Who are your customers?

 

Before you answer, I’d like you to consider the question not within a data context, but within an individual context. I think that a lot of the time we forget businesses are made up of people. Human beings with passions and drives that ultimately shape their decisions (including buying decisions).

 

While I’m not suggesting that you throw everything out the window and start talking 1 on 1 with every customer (talk about a non-scalable business!), I do think it’s necessary to make sure you remember you’re dealing with other human beings. More importantly, it’s necessary that THEY know YOU know they’re a person, not just a potential transaction in a data segment.

 

You’ve probably heard me talk about personalisation before. I bang on about it a lot – #sorrynotsorry. In many ways personalisation IS about data. You can segment people based on products they’ve bought, what they like on social media, what they look at but don’t buy... And all of this is necessary in building a good business strategy, so you should definitely keep on keeping on with it.

 

My point (and I promise I’m getting to it), is not that we should stop doing this, but that we should change the conversation after we’ve done it.

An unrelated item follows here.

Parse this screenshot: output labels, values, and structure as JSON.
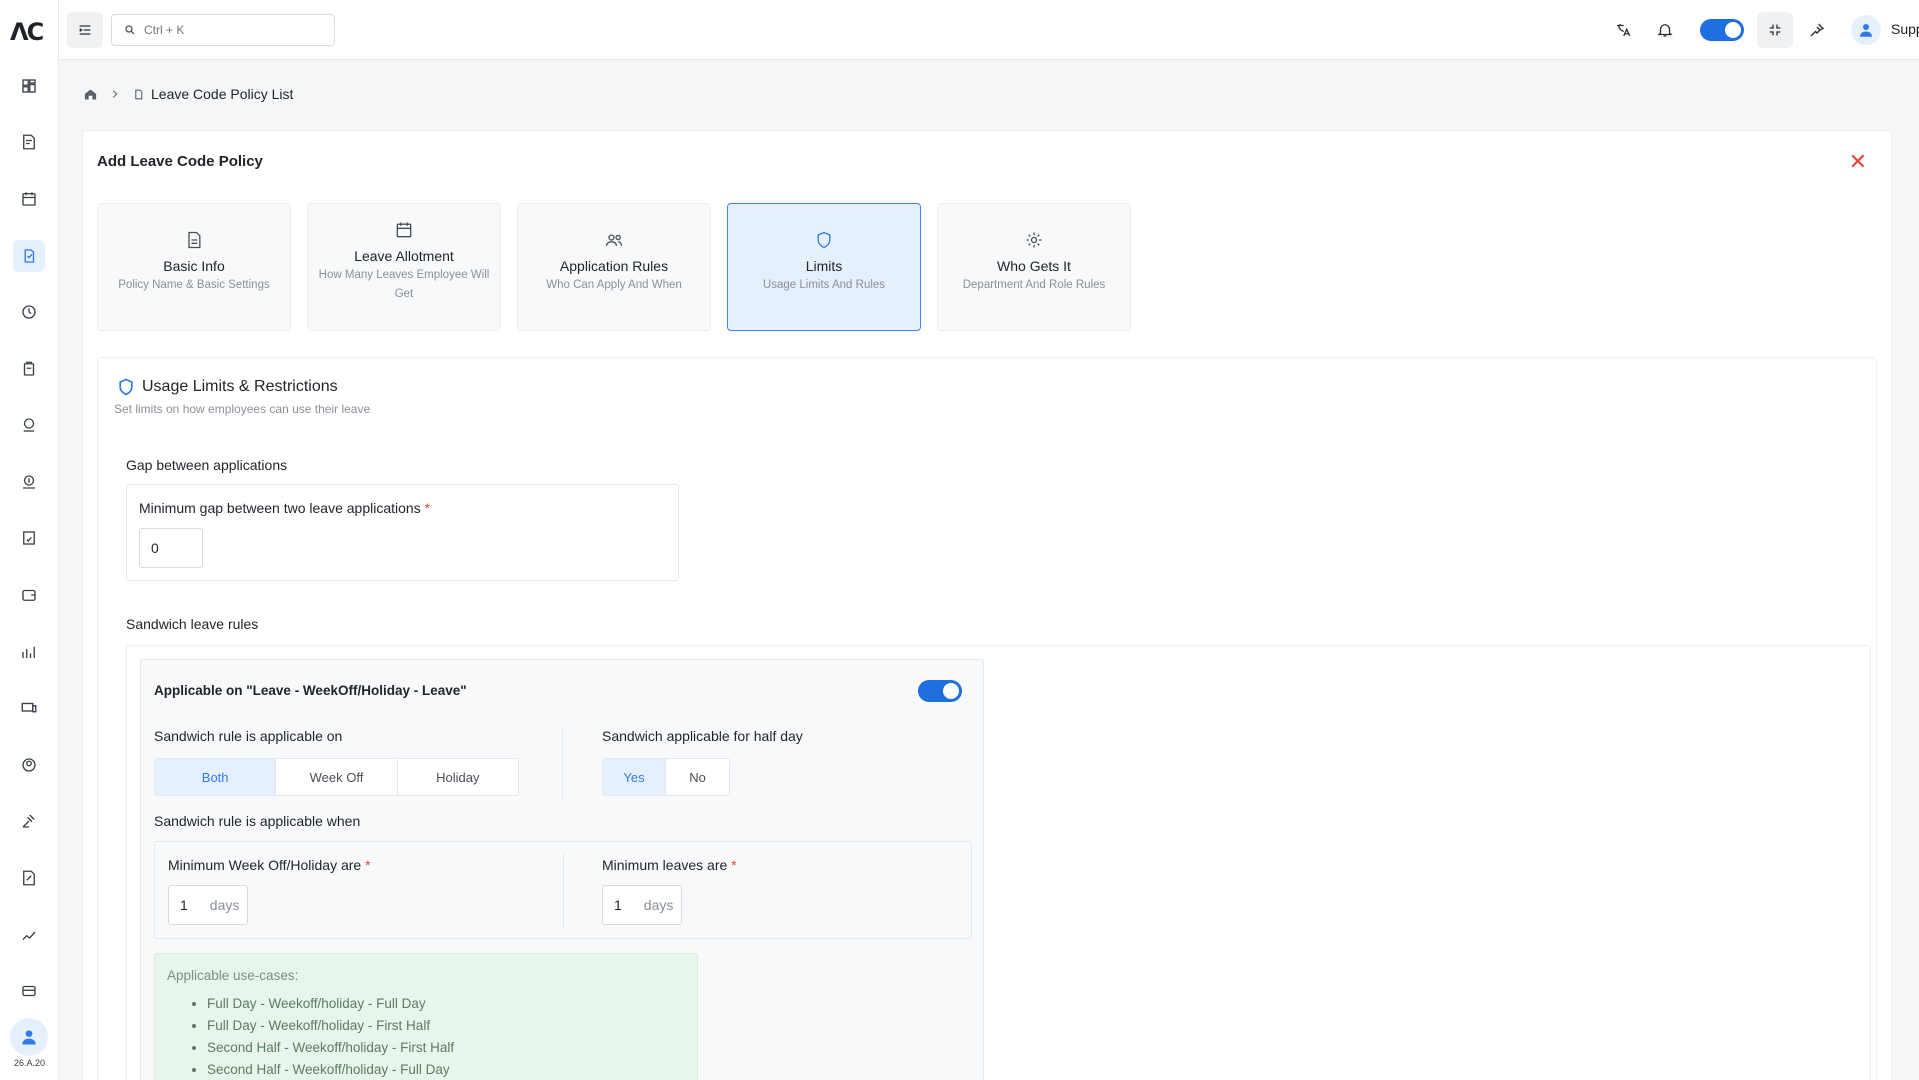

Once you’ve worked out the who, you have to work out the how. How do you talk to your customers? How do you engage with them in a meaningful way - not just to get them to buy something they might be interested in? How do you make sure they know you haven’t forgotten The Human Element?

 

I believe the answer lies not in what we do, but in how we do it. One of the things I personally try to remember in everything I do at work is that one of my key drivers is to DELIGHT. Not to support, not to help, but to delight. Through educational content. Through little things like remembering a work anniversary, and big things like coming to a customer with a brand new feature that will solve a pain-point they told me about months ago.

 

So I challenge you to ask yourself a similar question:

 

How can you delight the individuals who make up your customer base?

 

Asking questions like these helps me understand your business better. It helps us both understand your customers, and enables me to make suggestions based on the problems you have. Not just problems you might have right now, but the ones that could crop up years from now.

 

What do you think? How do you delight your customers, and are there ways you could do it better?